Zwei Jahre nach meinem „Systemwechsel“ hoffe ich, dass nun endlich der Durchbruch kommt. Das letzte Jahr war zwar medaillentechnisch gesehen sehr erfolgreich, meinem Trainer genügt dies aber nicht :) Sein Ziel (und somit auch meines) ist dieses Jahr die Teilnahme an der Europameisterschaft in Zürich über 1500 Meter.
Trainierst du bei Dieter Hermann überwiegend allein oder gibt es eine Trainingsgruppe, die dich unterstützt?
Beides. Ich habe eine Trainingsgruppe, aber die besteht leider nur aus schnellen Männern, Rico Schwarz und Marcus Schöfisch. Und die haben leider besseres zu tun, als beim Dauerlauf auf mich zu warten. Ich habe mich nun damit abgefunden, einer temporären Trainingsgruppe anzugehören.
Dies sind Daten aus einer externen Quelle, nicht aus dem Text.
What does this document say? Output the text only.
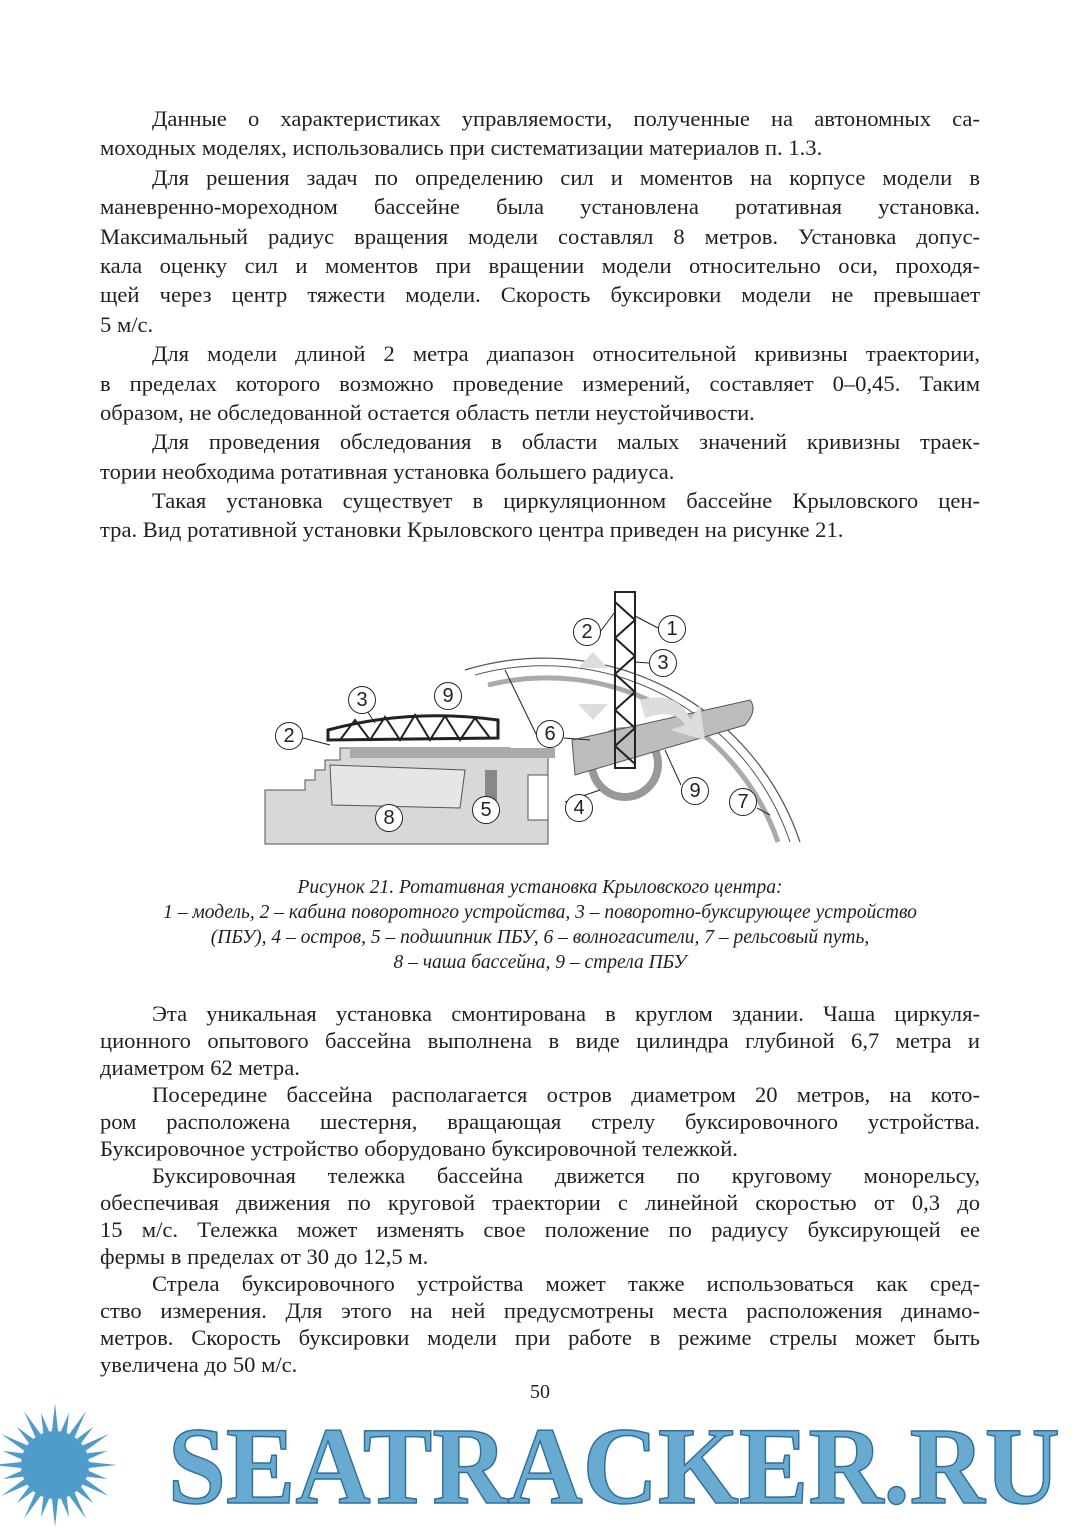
Данные о характеристиках управляемости, полученные на автономных са-
моходных моделях, использовались при систематизации материалов п. 1.3.
Для решения задач по определению сил и моментов на корпусе модели в
маневренно-мореходном бассейне была установлена ротативная установка.
Максимальный радиус вращения модели составлял 8 метров. Установка допус-
кала оценку сил и моментов при вращении модели относительно оси, проходя-
щей через центр тяжести модели. Скорость буксировки модели не превышает
5 м/с.
Для модели длиной 2 метра диапазон относительной кривизны траектории,
в пределах которого возможно проведение измерений, составляет 0–0,45. Таким
образом, не обследованной остается область петли неустойчивости.
Для проведения обследования в области малых значений кривизны траек-
тории необходима ротативная установка большего радиуса.
Такая установка существует в циркуляционном бассейне Крыловского цен-
тра. Вид ротативной установки Крыловского центра приведен на рисунке 21.
1
2
3
3	9
2	6
5
8	4
9	7
Рисунок 21. Ротативная установка Крыловского центра:
1 – модель, 2 – кабина поворотного устройства, 3 – поворотно-буксирующее устройство
(ПБУ), 4 – остров, 5 – подшипник ПБУ, 6 – волногасители, 7 – рельсовый путь,
8 – чаша бассейна, 9 – стрела ПБУ
Эта уникальная установка смонтирована в круглом здании. Чаша циркуля-
ционного опытового бассейна выполнена в виде цилиндра глубиной 6,7 метра и
диаметром 62 метра.
Посередине бассейна располагается остров диаметром 20 метров, на кото-
ром расположена шестерня, вращающая стрелу буксировочного устройства.
Буксировочное устройство оборудовано буксировочной тележкой.
Буксировочная тележка бассейна движется по круговому монорельсу,
обеспечивая движения по круговой траектории с линейной скоростью от 0,3 до
15 м/с. Тележка может изменять свое положение по радиусу буксирующей ее
фермы в пределах от 30 до 12,5 м.
Стрела буксировочного устройства может также использоваться как сред-
ство измерения. Для этого на ней предусмотрены места расположения динамо-
метров. Скорость буксировки модели при работе в режиме стрелы может быть
увеличена до 50 м/с.
50
SEATRACKER.RU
Wir beginnen unser Training zusammen, sie machen ihre Gymnastik etwas länger, damit ich, wenn ich vom Dauerlauf komme, den Rest der Nachbereitung mit ihnen machen kann. Nur bei den Tempoläufen profitiere ich manchmal von ihnen. Da sie längere Wettkampfstrecken laufen, sind ihre Trainingsstrecken natürlich auch länger, sodass unser Tempo gut zusammenpasst. Dann muss ich mich nur reinhängen.
2013 hast du Gold bei den Deutschen Hallenmeisterschaften in Dortmund, Silber bei den Deutschen Meisterschaften in Ulm und Silber bei der Team-EM in Gateshead gewonnen. Verlief die Saison so reibungslos, wie es für Außenstehende möglicherweise erscheint oder gab es auch Hürden, die du auf diesem Weg meistern musstest?
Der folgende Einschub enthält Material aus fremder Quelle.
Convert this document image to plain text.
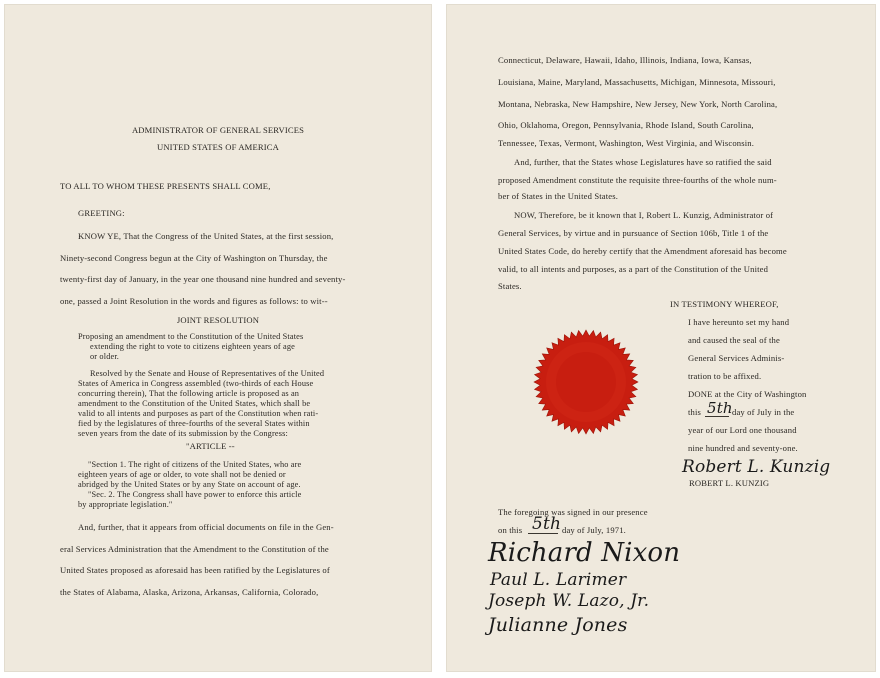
ADMINISTRATOR OF GENERAL SERVICES
UNITED STATES OF AMERICA
TO ALL TO WHOM THESE PRESENTS SHALL COME,
GREETING:
KNOW YE, That the Congress of the United States, at the first session,
Ninety-second Congress begun at the City of Washington on Thursday, the
twenty-first day of January, in the year one thousand nine hundred and seventy-
one, passed a Joint Resolution in the words and figures as follows: to wit--
JOINT RESOLUTION
Proposing an amendment to the Constitution of the United States
extending the right to vote to citizens eighteen years of age
or older.
Resolved by the Senate and House of Representatives of the United
States of America in Congress assembled (two-thirds of each House
concurring therein), That the following article is proposed as an
amendment to the Constitution of the United States, which shall be
valid to all intents and purposes as part of the Constitution when rati-
fied by the legislatures of three-fourths of the several States within
seven years from the date of its submission by the Congress:
"ARTICLE --
"Section 1. The right of citizens of the United States, who are
eighteen years of age or older, to vote shall not be denied or
abridged by the United States or by any State on account of age.
"Sec. 2. The Congress shall have power to enforce this article
by appropriate legislation."
And, further, that it appears from official documents on file in the Gen-
eral Services Administration that the Amendment to the Constitution of the
United States proposed as aforesaid has been ratified by the Legislatures of
the States of Alabama, Alaska, Arizona, Arkansas, California, Colorado,
Connecticut, Delaware, Hawaii, Idaho, Illinois, Indiana, Iowa, Kansas,
Louisiana, Maine, Maryland, Massachusetts, Michigan, Minnesota, Missouri,
Montana, Nebraska, New Hampshire, New Jersey, New York, North Carolina,
Ohio, Oklahoma, Oregon, Pennsylvania, Rhode Island, South Carolina,
Tennessee, Texas, Vermont, Washington, West Virginia, and Wisconsin.
And, further, that the States whose Legislatures have so ratified the said
proposed Amendment constitute the requisite three-fourths of the whole num-
ber of States in the United States.
NOW, Therefore, be it known that I, Robert L. Kunzig, Administrator of
General Services, by virtue and in pursuance of Section 106b, Title 1 of the
United States Code, do hereby certify that the Amendment aforesaid has become
valid, to all intents and purposes, as a part of the Constitution of the United
States.
IN TESTIMONY WHEREOF,
I have hereunto set my hand
and caused the seal of the
General Services Adminis-
tration to be affixed.
DONE at the City of Washington
this 5th day of July in the
year of our Lord one thousand
nine hundred and seventy-one.
Robert L. Kunzig
ROBERT L. KUNZIG
The foregoing was signed in our presence
on this 5th day of July, 1971.
Richard Nixon
Paul L. Larimer
Joseph W. Lazo, Jr.
Julianne Jones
Der Winter ist für mich immer eine Art Glücksspiel. Ich habe die Ursache dafür, warum ich so regelmäßig krank werde, noch nicht erkannt. Im Winter 2013, vor meinem Meistertitel, war ich den gesamten Dezember krank. Gewonnen habe ich dann nur, weil ich mir vorher eine sehr gute Ausdauergrundlage erarbeitet habe, von der ich zehren konnte.
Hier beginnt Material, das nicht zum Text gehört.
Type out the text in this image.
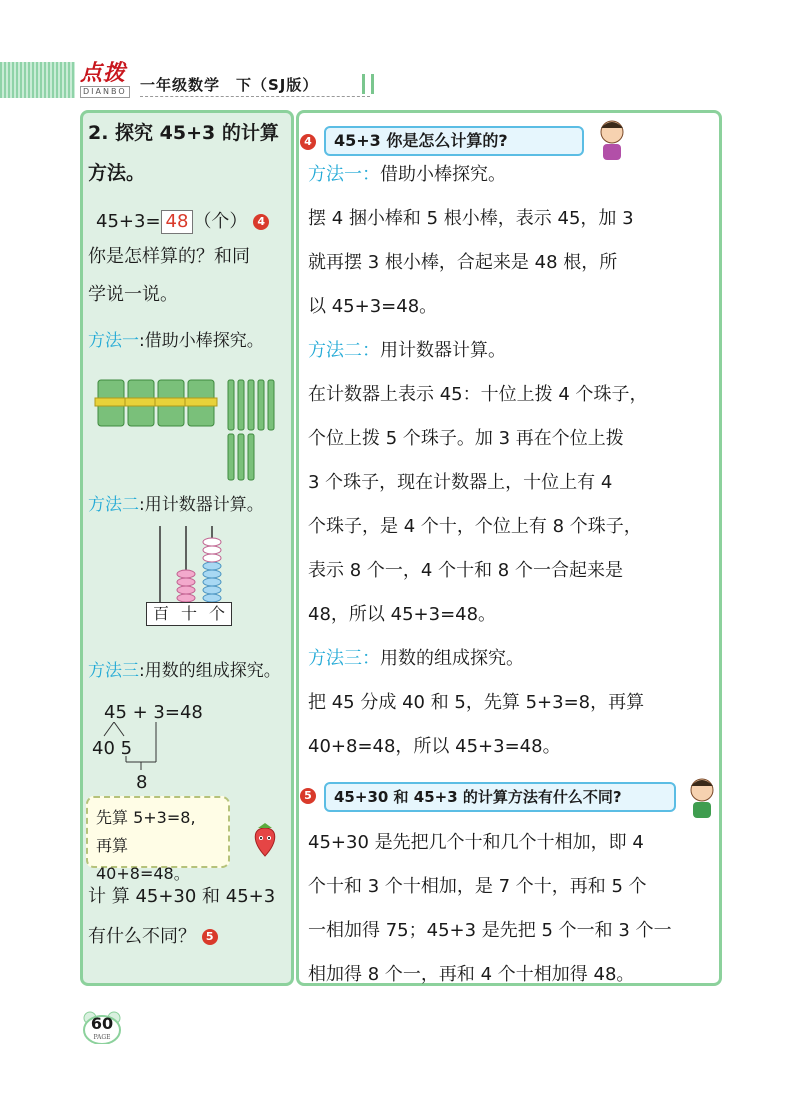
点拨
DIANBO 一年级数学　下（SJ版）
2. 探究 45+3 的计算
方法。
45+3= 48 （个） 4
你是怎样算的？和同
学说一说。
方法一:借助小棒探究。
方法二:用计数器计算。
百 十 个
方法三:用数的组成探究。
45 + 3=48
40 5
8
先算 5+3=8,
再算 40+8=48。
计 算 45+30 和 45+3
有什么不同？ 5
4	45+3 你是怎么计算的?
方法一：借助小棒探究。
摆 4 捆小棒和 5 根小棒，表示 45，加 3
就再摆 3 根小棒，合起来是 48 根，所
以 45+3=48。
方法二：用计数器计算。
在计数器上表示 45：十位上拨 4 个珠子，
个位上拨 5 个珠子。加 3 再在个位上拨
3 个珠子，现在计数器上，十位上有 4
个珠子，是 4 个十，个位上有 8 个珠子，
表示 8 个一，4 个十和 8 个一合起来是
48，所以 45+3=48。
方法三：用数的组成探究。
把 45 分成 40 和 5，先算 5+3=8，再算
40+8=48，所以 45+3=48。
5	45+30 和 45+3 的计算方法有什么不同?
45+30 是先把几个十和几个十相加，即 4
个十和 3 个十相加，是 7 个十，再和 5 个
一相加得 75；45+3 是先把 5 个一和 3 个一
相加得 8 个一，再和 4 个十相加得 48。
60
PAGE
Die Vorbereitung auf den Sommer verlief unproblematisch und ich war zu Beginn der Sommersaison sehr fit. Leider spielte das Wetter bei den meisten Wettkämpfen nicht so mit und viele Rennen waren taktisch geprägt, so dass ich eine Zeit unter 4:10 Minuten nicht realisieren konnte. Das ist schade und wäre für mein Selbstbewusstsein im Hinblick auf die Saison 2014 wichtig gewesen.
Was verbindet dich mit deiner neuen Heimat Erfurt? Fühlst du dich wohl?
In Erfurt habe ich meinen Lebensmittelpunkt. Freund, Trainer, Freunde, Hund – ich fühle mich sehr wohl. Hinzu kommt, dass Erfurt eine sehr schöne Stadt ist. Ich hoffe, dass ich nach Beendigung meines Lehramtsstudiums hier auch beruflich Fuß fassen kann.
Ich konnte recherchieren, dass deine eigentliche Universität die Uni in Köln ist und du dort Grundschullehramt studierst. Wie regelst du die Kombination Studium – Sport und das bei dieser Entfernung?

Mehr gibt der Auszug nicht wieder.